Training of semi-empirical ANN-models is a non-trivial task. The appropriate algorithms for solving it are considered in [3]. This training is carried out in the Matlab system for neural networks in the form of LDDN (Layered Digital Dynamic Networks) using the Levenberg-Marquardt optimization algorithm based on the root-mean-square error of the model [9]. The Jacobi matrix is calculated using the RTRL (Real-Time Recurrent Learning) algorithm [10].

ANN-modules for nonlinear functions \(C_X\), \(C_Z\) and \(C_m\) are formed as sigmodal feed-forward networks. As inputs of each of the modules, the values of \(\alpha \), \(\delta _e\) and \(q / V_T\) are taken. The ANN-modules for the \(C_X\) and \(C_Z\) functions have two hidden layers, the first of which includes 10 neurons and the second one contains 20. The ANN-module for the \(C_m\) function has three hidden layers, the first of which includes 10 neurons, the second one has 15 and the third has 20 neurons.

The simulation error on the test set for the obtained semi-empirical ANN-model of the longitudinal motion for the maneuverable aircraft is: RMS\(_{V_T}=0.00026\) m/s, RMS\(_{\alpha }=0.183\) deg, RMS\(_{q}=0.0071\) deg/s.
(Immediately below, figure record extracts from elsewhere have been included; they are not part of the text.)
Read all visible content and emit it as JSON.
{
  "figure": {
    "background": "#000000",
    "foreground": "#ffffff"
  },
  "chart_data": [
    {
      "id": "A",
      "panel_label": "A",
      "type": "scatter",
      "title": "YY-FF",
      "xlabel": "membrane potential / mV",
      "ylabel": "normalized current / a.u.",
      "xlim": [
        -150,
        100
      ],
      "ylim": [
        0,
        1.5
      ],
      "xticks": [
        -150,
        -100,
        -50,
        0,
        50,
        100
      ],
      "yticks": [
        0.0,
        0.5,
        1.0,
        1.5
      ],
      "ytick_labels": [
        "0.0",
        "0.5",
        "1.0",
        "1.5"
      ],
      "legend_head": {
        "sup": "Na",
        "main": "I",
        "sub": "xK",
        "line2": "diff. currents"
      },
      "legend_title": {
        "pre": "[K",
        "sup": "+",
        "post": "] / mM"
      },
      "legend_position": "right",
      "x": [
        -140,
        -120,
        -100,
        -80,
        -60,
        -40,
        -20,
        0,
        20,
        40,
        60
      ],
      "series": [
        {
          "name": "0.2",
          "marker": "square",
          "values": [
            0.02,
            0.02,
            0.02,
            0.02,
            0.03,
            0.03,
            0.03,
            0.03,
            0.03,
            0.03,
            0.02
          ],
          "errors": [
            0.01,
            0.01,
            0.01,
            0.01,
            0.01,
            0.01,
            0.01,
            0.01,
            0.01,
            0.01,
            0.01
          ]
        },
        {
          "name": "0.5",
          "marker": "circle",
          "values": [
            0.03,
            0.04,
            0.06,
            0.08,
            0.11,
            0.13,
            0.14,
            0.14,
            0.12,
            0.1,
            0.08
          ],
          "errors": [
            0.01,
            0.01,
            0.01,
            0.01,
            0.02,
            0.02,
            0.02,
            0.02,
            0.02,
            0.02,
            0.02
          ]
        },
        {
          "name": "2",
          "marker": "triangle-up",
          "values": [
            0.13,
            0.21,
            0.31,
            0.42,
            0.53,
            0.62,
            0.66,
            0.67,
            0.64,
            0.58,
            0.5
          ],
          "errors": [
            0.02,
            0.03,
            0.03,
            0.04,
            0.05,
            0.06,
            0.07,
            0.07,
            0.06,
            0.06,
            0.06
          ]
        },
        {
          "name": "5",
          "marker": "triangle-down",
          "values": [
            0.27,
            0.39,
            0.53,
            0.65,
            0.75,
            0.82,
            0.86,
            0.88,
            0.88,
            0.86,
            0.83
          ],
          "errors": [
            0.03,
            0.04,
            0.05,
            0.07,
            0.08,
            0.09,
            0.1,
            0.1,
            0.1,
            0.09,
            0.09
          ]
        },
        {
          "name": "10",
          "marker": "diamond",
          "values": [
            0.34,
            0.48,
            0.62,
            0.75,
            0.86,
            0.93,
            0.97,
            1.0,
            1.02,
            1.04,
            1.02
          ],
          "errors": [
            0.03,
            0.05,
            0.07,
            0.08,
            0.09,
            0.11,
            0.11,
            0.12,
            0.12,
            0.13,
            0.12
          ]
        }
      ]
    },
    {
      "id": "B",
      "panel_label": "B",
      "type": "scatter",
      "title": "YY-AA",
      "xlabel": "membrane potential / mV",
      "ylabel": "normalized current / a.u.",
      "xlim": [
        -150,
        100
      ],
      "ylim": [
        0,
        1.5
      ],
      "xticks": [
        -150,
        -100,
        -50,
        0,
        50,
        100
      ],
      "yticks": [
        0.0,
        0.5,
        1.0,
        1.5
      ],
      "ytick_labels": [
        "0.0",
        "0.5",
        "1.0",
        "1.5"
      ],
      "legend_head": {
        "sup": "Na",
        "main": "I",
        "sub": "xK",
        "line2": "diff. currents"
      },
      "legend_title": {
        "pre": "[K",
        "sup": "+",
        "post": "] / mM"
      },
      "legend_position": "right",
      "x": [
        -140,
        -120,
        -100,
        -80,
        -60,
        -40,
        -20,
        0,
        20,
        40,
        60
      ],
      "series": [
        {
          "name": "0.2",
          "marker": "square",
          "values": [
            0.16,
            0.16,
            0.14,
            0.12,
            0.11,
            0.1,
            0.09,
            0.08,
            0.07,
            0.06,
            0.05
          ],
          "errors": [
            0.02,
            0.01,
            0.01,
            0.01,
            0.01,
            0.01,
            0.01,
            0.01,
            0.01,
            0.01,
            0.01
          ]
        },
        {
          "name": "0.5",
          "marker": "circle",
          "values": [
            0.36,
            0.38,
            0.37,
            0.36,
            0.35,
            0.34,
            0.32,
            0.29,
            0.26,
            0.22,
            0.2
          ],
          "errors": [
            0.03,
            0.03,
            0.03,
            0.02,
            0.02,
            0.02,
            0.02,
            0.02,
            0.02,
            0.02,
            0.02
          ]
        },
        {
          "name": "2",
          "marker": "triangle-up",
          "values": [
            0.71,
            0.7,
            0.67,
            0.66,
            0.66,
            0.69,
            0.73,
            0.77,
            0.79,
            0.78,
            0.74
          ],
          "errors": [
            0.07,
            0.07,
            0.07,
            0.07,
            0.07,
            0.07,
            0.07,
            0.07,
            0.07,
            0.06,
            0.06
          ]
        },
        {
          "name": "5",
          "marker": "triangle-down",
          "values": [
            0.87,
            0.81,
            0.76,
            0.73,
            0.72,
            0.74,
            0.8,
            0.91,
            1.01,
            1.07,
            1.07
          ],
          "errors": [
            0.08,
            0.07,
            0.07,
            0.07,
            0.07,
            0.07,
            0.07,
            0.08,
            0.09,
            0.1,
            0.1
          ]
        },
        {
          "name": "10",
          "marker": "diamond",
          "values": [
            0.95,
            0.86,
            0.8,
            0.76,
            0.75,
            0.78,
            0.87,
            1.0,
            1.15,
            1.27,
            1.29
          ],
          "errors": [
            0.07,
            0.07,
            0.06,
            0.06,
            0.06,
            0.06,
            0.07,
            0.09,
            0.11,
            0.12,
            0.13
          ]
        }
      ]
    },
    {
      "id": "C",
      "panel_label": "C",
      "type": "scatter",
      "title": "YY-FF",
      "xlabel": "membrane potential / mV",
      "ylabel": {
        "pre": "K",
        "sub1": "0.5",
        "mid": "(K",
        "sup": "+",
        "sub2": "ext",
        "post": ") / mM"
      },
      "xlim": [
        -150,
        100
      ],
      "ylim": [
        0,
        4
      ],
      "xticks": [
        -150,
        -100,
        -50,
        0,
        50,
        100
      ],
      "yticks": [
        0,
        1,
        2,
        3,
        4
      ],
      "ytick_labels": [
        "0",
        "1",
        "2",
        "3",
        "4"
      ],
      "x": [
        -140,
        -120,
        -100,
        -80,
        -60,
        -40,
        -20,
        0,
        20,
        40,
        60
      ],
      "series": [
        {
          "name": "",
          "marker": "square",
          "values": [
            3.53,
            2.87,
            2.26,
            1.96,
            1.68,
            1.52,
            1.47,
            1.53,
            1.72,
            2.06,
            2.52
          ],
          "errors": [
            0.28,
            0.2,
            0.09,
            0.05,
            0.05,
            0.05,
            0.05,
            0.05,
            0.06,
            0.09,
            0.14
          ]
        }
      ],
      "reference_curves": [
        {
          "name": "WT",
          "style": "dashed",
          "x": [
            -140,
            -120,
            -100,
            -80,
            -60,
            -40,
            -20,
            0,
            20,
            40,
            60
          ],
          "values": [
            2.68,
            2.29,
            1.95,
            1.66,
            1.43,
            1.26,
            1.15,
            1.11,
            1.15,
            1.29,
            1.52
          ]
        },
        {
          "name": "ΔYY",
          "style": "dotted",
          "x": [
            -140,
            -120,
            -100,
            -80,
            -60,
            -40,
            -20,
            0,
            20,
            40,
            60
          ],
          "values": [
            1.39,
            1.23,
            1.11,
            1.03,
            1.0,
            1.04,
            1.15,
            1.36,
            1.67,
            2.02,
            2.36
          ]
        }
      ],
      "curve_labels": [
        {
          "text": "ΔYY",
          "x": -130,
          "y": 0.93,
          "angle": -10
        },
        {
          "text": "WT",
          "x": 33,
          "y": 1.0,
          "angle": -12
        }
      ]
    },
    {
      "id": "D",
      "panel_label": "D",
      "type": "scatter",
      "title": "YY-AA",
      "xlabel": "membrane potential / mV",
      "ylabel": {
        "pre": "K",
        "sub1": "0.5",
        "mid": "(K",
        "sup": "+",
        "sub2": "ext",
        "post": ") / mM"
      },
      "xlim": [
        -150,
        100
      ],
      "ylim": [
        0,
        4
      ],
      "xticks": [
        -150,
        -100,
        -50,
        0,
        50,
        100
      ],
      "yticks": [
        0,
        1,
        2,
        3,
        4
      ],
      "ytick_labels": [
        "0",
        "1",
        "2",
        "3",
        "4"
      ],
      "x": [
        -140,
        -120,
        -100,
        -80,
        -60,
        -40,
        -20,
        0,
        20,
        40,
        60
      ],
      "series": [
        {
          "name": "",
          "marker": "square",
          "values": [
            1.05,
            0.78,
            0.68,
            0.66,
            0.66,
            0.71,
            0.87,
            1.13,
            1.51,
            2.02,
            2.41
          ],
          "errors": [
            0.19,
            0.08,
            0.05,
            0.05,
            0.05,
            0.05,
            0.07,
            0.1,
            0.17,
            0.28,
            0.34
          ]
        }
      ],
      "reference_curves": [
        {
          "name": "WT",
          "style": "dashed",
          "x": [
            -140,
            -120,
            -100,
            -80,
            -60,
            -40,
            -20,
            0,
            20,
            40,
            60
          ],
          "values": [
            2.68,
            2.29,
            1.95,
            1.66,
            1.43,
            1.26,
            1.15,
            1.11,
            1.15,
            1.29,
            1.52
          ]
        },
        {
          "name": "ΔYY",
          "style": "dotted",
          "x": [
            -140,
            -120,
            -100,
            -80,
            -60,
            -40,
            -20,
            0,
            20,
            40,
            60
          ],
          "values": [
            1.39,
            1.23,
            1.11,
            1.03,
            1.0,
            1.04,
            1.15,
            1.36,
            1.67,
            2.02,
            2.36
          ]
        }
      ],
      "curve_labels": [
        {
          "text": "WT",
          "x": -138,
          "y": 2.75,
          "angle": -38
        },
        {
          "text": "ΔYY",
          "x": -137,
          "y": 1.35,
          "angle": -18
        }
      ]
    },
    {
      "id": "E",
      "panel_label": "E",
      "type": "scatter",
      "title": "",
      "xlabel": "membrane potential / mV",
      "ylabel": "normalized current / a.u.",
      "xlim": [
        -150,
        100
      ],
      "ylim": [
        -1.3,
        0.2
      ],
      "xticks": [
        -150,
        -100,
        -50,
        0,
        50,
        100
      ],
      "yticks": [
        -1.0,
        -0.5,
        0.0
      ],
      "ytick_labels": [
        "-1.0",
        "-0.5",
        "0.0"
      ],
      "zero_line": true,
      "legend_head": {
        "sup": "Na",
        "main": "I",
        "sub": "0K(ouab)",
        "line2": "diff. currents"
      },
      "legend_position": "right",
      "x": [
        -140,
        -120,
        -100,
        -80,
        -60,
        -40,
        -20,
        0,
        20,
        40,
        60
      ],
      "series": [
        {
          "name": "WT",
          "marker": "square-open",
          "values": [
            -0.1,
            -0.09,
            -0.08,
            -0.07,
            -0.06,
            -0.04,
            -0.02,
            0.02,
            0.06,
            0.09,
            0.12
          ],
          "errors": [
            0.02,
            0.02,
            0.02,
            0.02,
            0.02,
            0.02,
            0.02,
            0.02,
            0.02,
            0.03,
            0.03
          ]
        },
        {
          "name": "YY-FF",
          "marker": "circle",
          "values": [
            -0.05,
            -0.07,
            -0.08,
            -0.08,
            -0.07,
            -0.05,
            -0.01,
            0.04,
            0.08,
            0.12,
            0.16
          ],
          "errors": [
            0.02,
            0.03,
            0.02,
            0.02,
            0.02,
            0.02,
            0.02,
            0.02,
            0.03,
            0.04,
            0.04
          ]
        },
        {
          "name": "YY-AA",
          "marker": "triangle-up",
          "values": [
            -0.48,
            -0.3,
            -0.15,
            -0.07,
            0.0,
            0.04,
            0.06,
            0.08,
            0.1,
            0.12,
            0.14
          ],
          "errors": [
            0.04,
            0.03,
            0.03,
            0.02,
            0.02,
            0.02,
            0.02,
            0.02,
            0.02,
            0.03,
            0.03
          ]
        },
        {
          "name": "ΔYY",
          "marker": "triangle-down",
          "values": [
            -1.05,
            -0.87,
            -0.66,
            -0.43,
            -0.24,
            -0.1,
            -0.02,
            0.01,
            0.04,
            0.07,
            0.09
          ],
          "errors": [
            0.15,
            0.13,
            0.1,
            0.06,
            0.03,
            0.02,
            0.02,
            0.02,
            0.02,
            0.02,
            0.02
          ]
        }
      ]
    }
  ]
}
The accuracy of the dependences representation for the aerodynamic coefficients can be seen from the example of the coefficient \(C_X\) as shown in Fig. 1. The upper part of this figure shows the actual values (according to the data from [7]) of the \(C_X\) depending on the angle of attack and the elevator deflection angle. The lower part of the figure shows the errors with which appropriate ANN-module reproduces the corresponding dependence. It can be seen that the accuracy achieved is very high. The results for the other two coefficients (\(C_Z\) and \(C_m\)) look similar.

5 Conclusions

The results presented above allow us to draw the following conclusions. As in the case described in [3] for the coefficients of aerodynamic forces \(C_{L}\), \(C_{y}\) and moments \(C_{l}\), \(C_{n}\), \(C_{m}\), methods of semi-empirical ANN-modeling provide the possibility to solve successfully the problem of longitudinal force coefficient identification if the characteristics of the engine are known. If data for these characteristics are not available, then the result of solving the identification problem will be the relationship for the total coefficient of axial force, whose arguments will include the \(\delta _{th}\) control variable. Usually this is quite enough to simulate the motion of the aircraft.

The second important conclusion, which follows from the obtained results, is that the “computational power” of the semi-empirical ANN-model is quite sufficient to represent complex nonlinear functional dependencies defined on a broad range of their argument values, provided that there is a training set possessing the required level of representativeness.

The simulation results demonstrate the high accuracy of both the ANN-model of the obtained aircraft longitudinal motion and high representation accuracy for corresponding aerodynamic characteristics.